WaPo Explains the Chilly Business Deal Behind Gifford’s Ice Cream
Stop whatever you're doing right now and read Michael S. Rosenwald's Sunday A-1 story about the nightmarish business deal that has marred the public face of Gifford's Ice Cream, a local company that can trace its roots back to 1938. The Post nailed this investigation into the small Silver Spring ice cream chain, whose wholesale business owner, Neal Lieberman, sold the retail operations to the wrong guy.
What Rosenwald's reporting clearly shows, however, is that Gifford's brand was in decline even before the transaction apparently dealt a death blow. Here are the pertinent grafs in the story:
The problem is that ice cream isn't just dessert, but an economic entree, a $10 billion business that in Gifford's case has grown notably messy. High-end ice cream has not weathered the recession well. Sales in the high-end segment grew only 1 percent in 2008, according to Mintel Research, and sales actually declined by more than 10 percent at some notable high-end chains such as Cold Stone Creamery.
Lieberman, in interviews, acknowledged that some Gifford's stores were behind on rent even before he sold the shops. The company closed two unsuccessful stores before the sale. Asked whether the retail side of the business had been profitable, Andrew Quartner, one of Lieberman's partners, said, "Depends what you mean by profitable."

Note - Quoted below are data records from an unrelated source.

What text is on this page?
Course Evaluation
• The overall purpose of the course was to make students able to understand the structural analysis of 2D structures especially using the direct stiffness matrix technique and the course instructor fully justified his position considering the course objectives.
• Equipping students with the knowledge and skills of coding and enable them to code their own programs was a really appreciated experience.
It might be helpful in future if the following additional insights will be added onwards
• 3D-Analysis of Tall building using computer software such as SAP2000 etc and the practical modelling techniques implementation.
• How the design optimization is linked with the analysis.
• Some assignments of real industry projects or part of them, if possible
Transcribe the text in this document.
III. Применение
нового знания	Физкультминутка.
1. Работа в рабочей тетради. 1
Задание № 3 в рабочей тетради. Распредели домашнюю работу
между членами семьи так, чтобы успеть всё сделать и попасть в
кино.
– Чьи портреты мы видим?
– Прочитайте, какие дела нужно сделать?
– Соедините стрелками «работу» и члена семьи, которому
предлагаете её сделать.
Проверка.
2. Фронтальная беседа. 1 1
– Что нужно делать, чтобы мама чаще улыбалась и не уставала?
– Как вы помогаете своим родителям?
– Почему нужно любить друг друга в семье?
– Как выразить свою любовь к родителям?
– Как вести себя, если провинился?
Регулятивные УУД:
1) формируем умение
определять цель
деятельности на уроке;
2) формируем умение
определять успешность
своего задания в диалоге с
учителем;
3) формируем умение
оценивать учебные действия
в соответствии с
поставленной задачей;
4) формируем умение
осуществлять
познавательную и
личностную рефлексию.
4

At the same time, Gifford's faced increasing pressure from a trademark battle with an unrelated Maine ice cream chain also named Gifford's, which has asserted in a federal lawsuit that it won rights to the Gifford's name after the Washington-area Gifford's went into bankruptcy. Ice cream can be a rocky road.
It only gets worst for the retail stores once Baltimore investor Luke Cooper gets involved. But don't let me spoil it. Read the narrative yourself as it spills one sad detail after another.
Now, here's what I don't understand: People are only too happy to shell out $3 for a gourmet cupcake, $10 or more for an upscale burger, and $12 and up for a custom-made pizza. So why is the fussy ice cream market taking such a hit? I thought people were seeking (relatively) cheap comforts during this ongoing recession, as if a temporary return to childhood could ease the pain of our country's unemployment woes and our non-existent savings.
Is ice cream just too seasonal? Is it too fattening? Is it too expensive? Or is it, as I suspect, that cold foods too closely reflect America's environment right now? The economy is stalled. Congress can't reach a compromise (and it's only going to get worse next year). Everyone's shouting at each other on TV, and the comedians have taken over the political discourse. Who wants to put something cold in our mouths to remind us of America's chilly mood?